Friday's Headlines: Starbucks Beats Earnings as Customers Spend More on Pricy Drinks

Friday's Headlines: Starbucks Beats Earnings as Customers Spend More on Pricy Drinks

Here were the biggest movers in the MyWallSt shortlist this week:

Moving Up ⬆️

StoneCo (STNE) +18.4%

Huazhu Hotels Group (HTHT) +18.2%

Peloton Interactive (PTON) +16.6%

Trip.com Group (TCOM) +16.2%

Wynn Resorts (WYNN) +14.0%

Moving Down ⬇️

Airbnb (ABNB) -20.1%

Evolent Health (EVH) -19.7%

Trex (TREX) -19.0%

Cognizant Technology Solutions (CTSH) -17.5%

Upstart Holdings (UPST) -16.5%

 

Starbucks Beats Earnings as Customers Spend More on Pricy Drinks ☕

On the backs of iced coffees and Pumpkin Spice Lattes, Starbucks once again rode to glory in its Q4 earnings. Despite consumers pinching pennies, the coffee chain was able to beat analyst estimates across the board. Revenue came in at $8.41 billion compared to $8.31 billion expected, while earnings were 81 cents a share vs. 72 cents expected. Revenue was up 3.3% year-over-year.

But that wasn’t the only good news.

According to Chief Financial Officer Rachel Ruggeri:

“Despite elevated pricing actions taken throughout the year, daily store traffic in the U.S. reached approximately 95% pre-pandemic levels in September fueled by the wildly successful fall promotion.”

Other metrics looked healthy as well. Global same-store sales increased by 7% while sales in the United States were up 11%. Much of this growth was fueled by consumers spending more on average and a slight increase in foot traffic.

Interestingly, cold beverages accounted for more than three-quarters of drinks sold in the US. While Pumpkin Spice items were back with a vengeance with sales climbing 70% year-over-year.

Starbucks’ stock is up more than 3% in pre-market trading.

 

Shares of Twilio Plunge on Weak Guidance ☎️

Shares of Twilio are down over 26% this morning after the company posted quarterly results that disappointed investors and suggested tough times moving forward.

The communications company posted revenue of $983 million — up 33% year-over-year. The company also posted an adjusted loss of 27 cents per share, which was better than analysts had expected. Those results came as the company added 30,000 active customers compared to the same period last year.

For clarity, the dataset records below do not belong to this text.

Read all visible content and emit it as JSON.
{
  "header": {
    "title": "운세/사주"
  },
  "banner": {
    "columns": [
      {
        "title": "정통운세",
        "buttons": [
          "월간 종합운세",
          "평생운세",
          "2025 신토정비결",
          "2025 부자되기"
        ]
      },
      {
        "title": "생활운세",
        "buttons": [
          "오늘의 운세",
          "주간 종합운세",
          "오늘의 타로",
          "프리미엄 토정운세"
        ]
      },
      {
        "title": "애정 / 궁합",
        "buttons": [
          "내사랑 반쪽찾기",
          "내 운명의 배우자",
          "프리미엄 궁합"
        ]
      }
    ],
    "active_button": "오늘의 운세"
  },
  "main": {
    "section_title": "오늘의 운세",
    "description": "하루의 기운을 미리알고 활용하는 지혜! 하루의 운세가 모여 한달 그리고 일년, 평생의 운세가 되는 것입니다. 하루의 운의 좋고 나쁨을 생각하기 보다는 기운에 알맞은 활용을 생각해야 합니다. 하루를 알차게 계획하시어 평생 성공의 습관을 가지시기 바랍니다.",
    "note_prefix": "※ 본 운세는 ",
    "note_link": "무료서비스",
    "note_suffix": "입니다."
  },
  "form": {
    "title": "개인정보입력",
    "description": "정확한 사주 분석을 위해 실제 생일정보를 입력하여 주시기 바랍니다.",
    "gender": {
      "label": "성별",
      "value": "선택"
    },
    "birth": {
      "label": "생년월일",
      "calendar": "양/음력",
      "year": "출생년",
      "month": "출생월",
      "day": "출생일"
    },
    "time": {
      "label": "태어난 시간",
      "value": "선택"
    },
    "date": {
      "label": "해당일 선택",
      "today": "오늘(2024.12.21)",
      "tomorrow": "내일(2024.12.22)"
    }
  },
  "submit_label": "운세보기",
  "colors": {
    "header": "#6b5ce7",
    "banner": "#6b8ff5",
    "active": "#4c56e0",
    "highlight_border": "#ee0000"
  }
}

However, investors were spooked by the company’s forward looking guidance. For the fourth quarter, management says they expect between $998 million and $1.05 billion in sales. That was below average analyst estimates of $1.07 billion. On the bottom line, they expect a loss of between 6 and 11 cents per share.

“Like many companies, we are facing some short-term headwinds, but the long-term opportunity remains strong as companies continue building their customer engagement strategies, become more efficient, and aim to build better and more personalized relationships with their customers,” CEO and co-founder Jeff Lawson said in a statement.

In September, Twillio announced it was laying off 11% of its global workforce in order to better position the company as it strives towards profitability.

 

Shares of PayPal Fall After Poor Earnings 💳

Shares of PayPal are under pressure this morning after the company announced soft guidance for the coming quarter.

The digital payments giant posted third quarter earnings last night that saw them beat estimates on both the top and bottom line. Revenue for the company came in at $6.85 billion, up 11% year-over-year. Adjusted earnings for the quarter were $1.08 per share.

Total payments volume was up 14% on a constant currency basis. The company added 2.9 million new active accounts and transactions per active account were up 13%.

However, the company admitted that new active accounts for the year may fall below its previous guidance and warned that they didn’t expect revenue for the fourth quarter to meet analyst estimates. Management says they now expect revenue for this quarter to come in at around $7.38 billion versus $7.74 expected.

The company said that it is working closely with Apple to expand the use cases for its PayPal and Venmo products. From next year, iPhone users will be able to add PayPal or Venmo-branded debit and credit cards to their Apple Wallet and use them anywhere that Apple Pay is accepted.

Shares of PayPal are down 60% year-to-date.